A big four bank and a national law firm have told Lawyers Weekly how ditching time billing meant the deal was done.
Tomorrow (19 September), representatives from Westpac and Sparke Helmore will be part of a panel discussion on client collaboration at the Janders Dean Legal Knowledge and Innovation Conference in Sydney.
The focus of that discussion will be the circumstances surrounding Sparkes getting the nod from Westpac when it successfully won a competitive management property tender last year.
“Sparkes provided a significant cost saving when compared to our incumbent provider,” said Kylie Gray (pictured below), the head of Commercial, Technology & Intellectual Property, Legal & Secretariat, at Westpac.
Gray spoke to Lawyers Weekly with Peter Campbell, Sparke Helmore’s chief information officer and knowledge director.
Both Gray and Campbell will be members of the panel discussion at the Janders Dean Conference.
Seven firms made tender submissions for the work, including global, national and boutique firms.
Gray said Sparkes won the contract because it provided a balance of technical expertise and commercial acumen.
“A lot of the proposals came back with alternate fee structures,” she said. “The particular alternate fee arrangement Sparkes presented was very attractive to us because it had minimal assumptions.
“It provided true cost certainty.”
Westpac has around 100 in-house lawyers and also regularly takes lawyers on secondment from law firms it has strong relationships with, such as Henry Davis York and Herbert Smith Freehills.
Its formal legal panel comprises 22 firms, spread across a multitude of practice areas.
The globalisation of Australia’s legal market has meant independent firms such as Sparkes have had to diversify itself from larger rivals in order to warrant a place on the panel of large corporate such as Westpac.
Sparkes have been bullish about providing alternate fee arrangement (AFAs) as part of that strategy.

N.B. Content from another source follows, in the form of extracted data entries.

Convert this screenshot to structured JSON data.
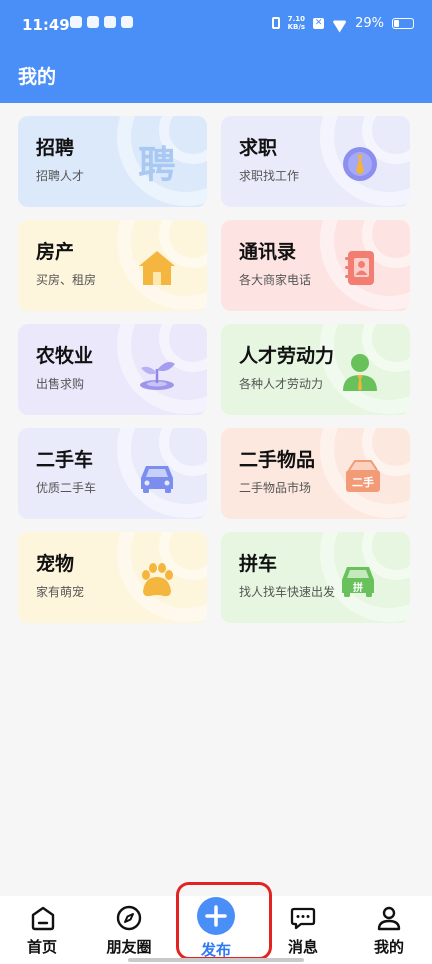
{
  "status_bar": {
    "time": "11:49",
    "net_speed_value": "7.10",
    "net_speed_unit": "KB/s",
    "battery": "29%"
  },
  "header": {
    "title": "我的"
  },
  "cards": [
    {
      "title": "招聘",
      "subtitle": "招聘人才",
      "icon": "recruit-icon",
      "icon_text": "聘",
      "color": "#dbe9fb"
    },
    {
      "title": "求职",
      "subtitle": "求职找工作",
      "icon": "job-seeker-icon",
      "color": "#e9ebfb"
    },
    {
      "title": "房产",
      "subtitle": "买房、租房",
      "icon": "house-icon",
      "color": "#fdf5dc"
    },
    {
      "title": "通讯录",
      "subtitle": "各大商家电话",
      "icon": "address-book-icon",
      "color": "#fde4e3"
    },
    {
      "title": "农牧业",
      "subtitle": "出售求购",
      "icon": "sprout-icon",
      "color": "#ebe8fb"
    },
    {
      "title": "人才劳动力",
      "subtitle": "各种人才劳动力",
      "icon": "worker-icon",
      "color": "#e6f6e1"
    },
    {
      "title": "二手车",
      "subtitle": "优质二手车",
      "icon": "car-icon",
      "color": "#e9ebfb"
    },
    {
      "title": "二手物品",
      "subtitle": "二手物品市场",
      "icon": "secondhand-box-icon",
      "icon_text": "二手",
      "color": "#fde8df"
    },
    {
      "title": "宠物",
      "subtitle": "家有萌宠",
      "icon": "paw-icon",
      "color": "#fdf5dc"
    },
    {
      "title": "拼车",
      "subtitle": "找人找车快速出发",
      "icon": "carpool-icon",
      "icon_text": "拼",
      "color": "#e6f6e1"
    }
  ],
  "nav": {
    "home": "首页",
    "moments": "朋友圈",
    "publish": "发布",
    "messages": "消息",
    "mine": "我的"
  },
  "colors": {
    "primary": "#4a8ff7",
    "publish_text": "#2f7af2",
    "highlight": "#e32222"
  }
}
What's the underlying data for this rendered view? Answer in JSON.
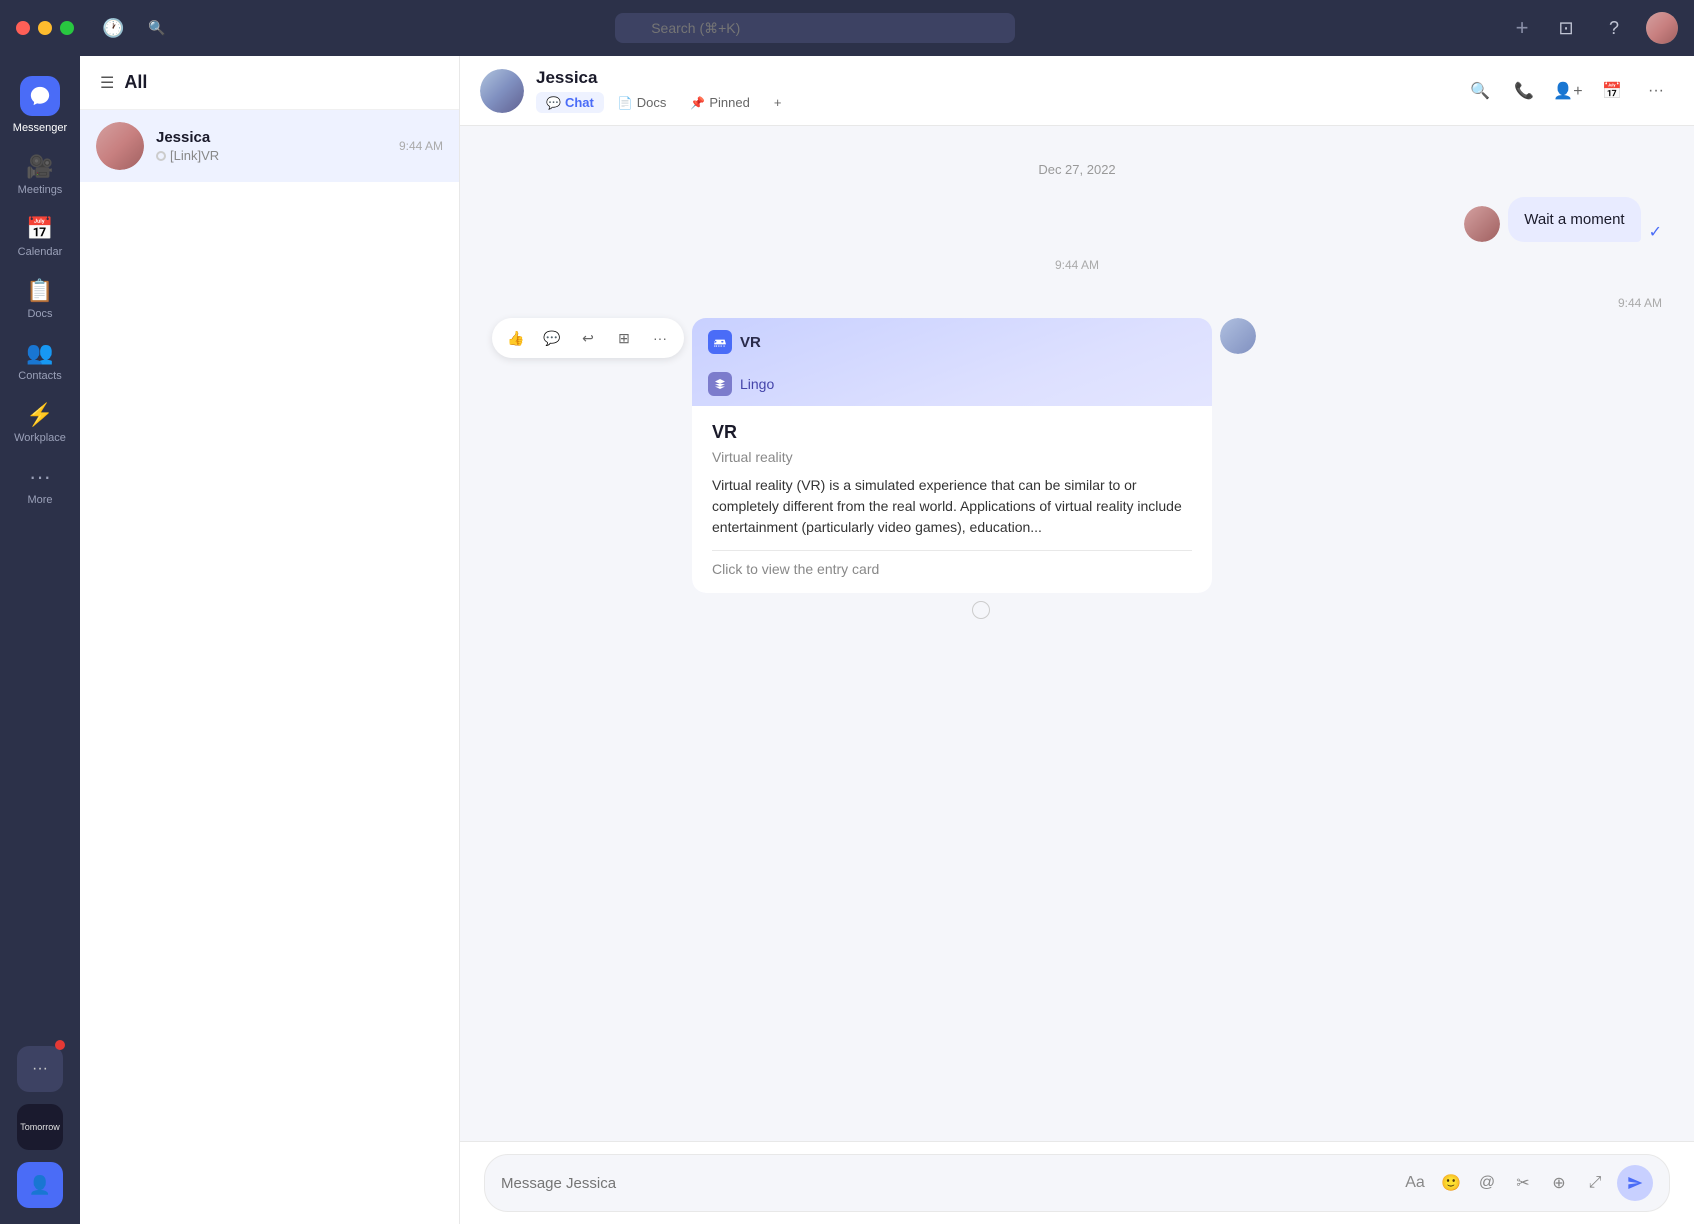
{
  "titlebar": {
    "search_placeholder": "Search (⌘+K)",
    "add_label": "+",
    "icons": [
      "screen-share",
      "help",
      "avatar"
    ]
  },
  "sidebar": {
    "items": [
      {
        "id": "messenger",
        "label": "Messenger",
        "active": true
      },
      {
        "id": "meetings",
        "label": "Meetings"
      },
      {
        "id": "calendar",
        "label": "Calendar"
      },
      {
        "id": "docs",
        "label": "Docs"
      },
      {
        "id": "contacts",
        "label": "Contacts"
      },
      {
        "id": "workplace",
        "label": "Workplace"
      },
      {
        "id": "more",
        "label": "More"
      }
    ]
  },
  "conversations": {
    "header": "All",
    "items": [
      {
        "name": "Jessica",
        "time": "9:44 AM",
        "preview": "[Link]VR"
      }
    ]
  },
  "chat": {
    "contact_name": "Jessica",
    "tabs": [
      {
        "id": "chat",
        "label": "Chat",
        "active": true,
        "icon": "💬"
      },
      {
        "id": "docs",
        "label": "Docs",
        "active": false,
        "icon": "📄"
      },
      {
        "id": "pinned",
        "label": "Pinned",
        "active": false,
        "icon": "📌"
      },
      {
        "id": "add",
        "label": "+",
        "active": false
      }
    ],
    "date_divider": "Dec 27, 2022",
    "messages": [
      {
        "id": "msg1",
        "type": "sent",
        "text": "Wait a moment",
        "time": "9:44 AM"
      },
      {
        "id": "msg2",
        "type": "received",
        "time": "9:44 AM",
        "is_card": true,
        "card": {
          "title": "VR",
          "subtitle": "Lingo",
          "term": "VR",
          "definition": "Virtual reality",
          "description": "Virtual reality (VR) is a simulated experience that can be similar to or completely different from the real world. Applications of virtual reality include entertainment (particularly video games), education...",
          "link": "Click to view the entry card"
        }
      }
    ]
  },
  "input": {
    "placeholder": "Message Jessica"
  },
  "message_actions": {
    "icons": [
      "👍",
      "💬",
      "↩",
      "⊞",
      "···"
    ]
  }
}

Around 70 to 80 per cent of the firm’s files in the corporate group have a non-traditional fee structure.
“The old way of ‘here is my hourly rate of $1000 an hour, times the number of hours and the big team I put on it’, those days are gone,” said Nick Humphrey, the head of the corporate group at Sparkes, at an M&A conference in May.
Gray, a former senior associate at King & Wood Mallesons before joining Westpac four years ago, said that in-house teams have faced increased scrutiny from senior management with regard to their external legal spend.
She added that means general counsels and divisional in-house heads are seeking greater cost savings from their law firms.
“Certainty in this market around cost is right up there,” she said, when asked about what factors are important in making law firm appointments. “When we evaluate tenders, cost and the ease of doing business are crucial for Westpac in this market at the moment.”
Campbell (pictured right) led the Sparkes team that won the Westpac property leasing work.
He helped to get Sparkes over the line by developing a portal that now allows Westpac to efficiently manage its high volume of property leasing matters.
He said that law firm partners are increasingly starting to see the value that knowledge managers can provide in gaining and keeping clients, and his role is increasingly becoming a client focussed one.
“Partners are very protective of their client relationships, they don’t want to wheel someone out who will say something stupid or bamboozle people with tech talk,” he said, adding that after the successful tender with Westpac, he was approached by partners asking if he could develop a similar portal for their clients.
“I would then ask if they needed one, but at least they were having that conversation with me.”
The sold-out Janders Dean Conference features senior partners, law firm leaders and knowledge management and IT experts.
Lawyers Weekly is the official media partner of the Conference.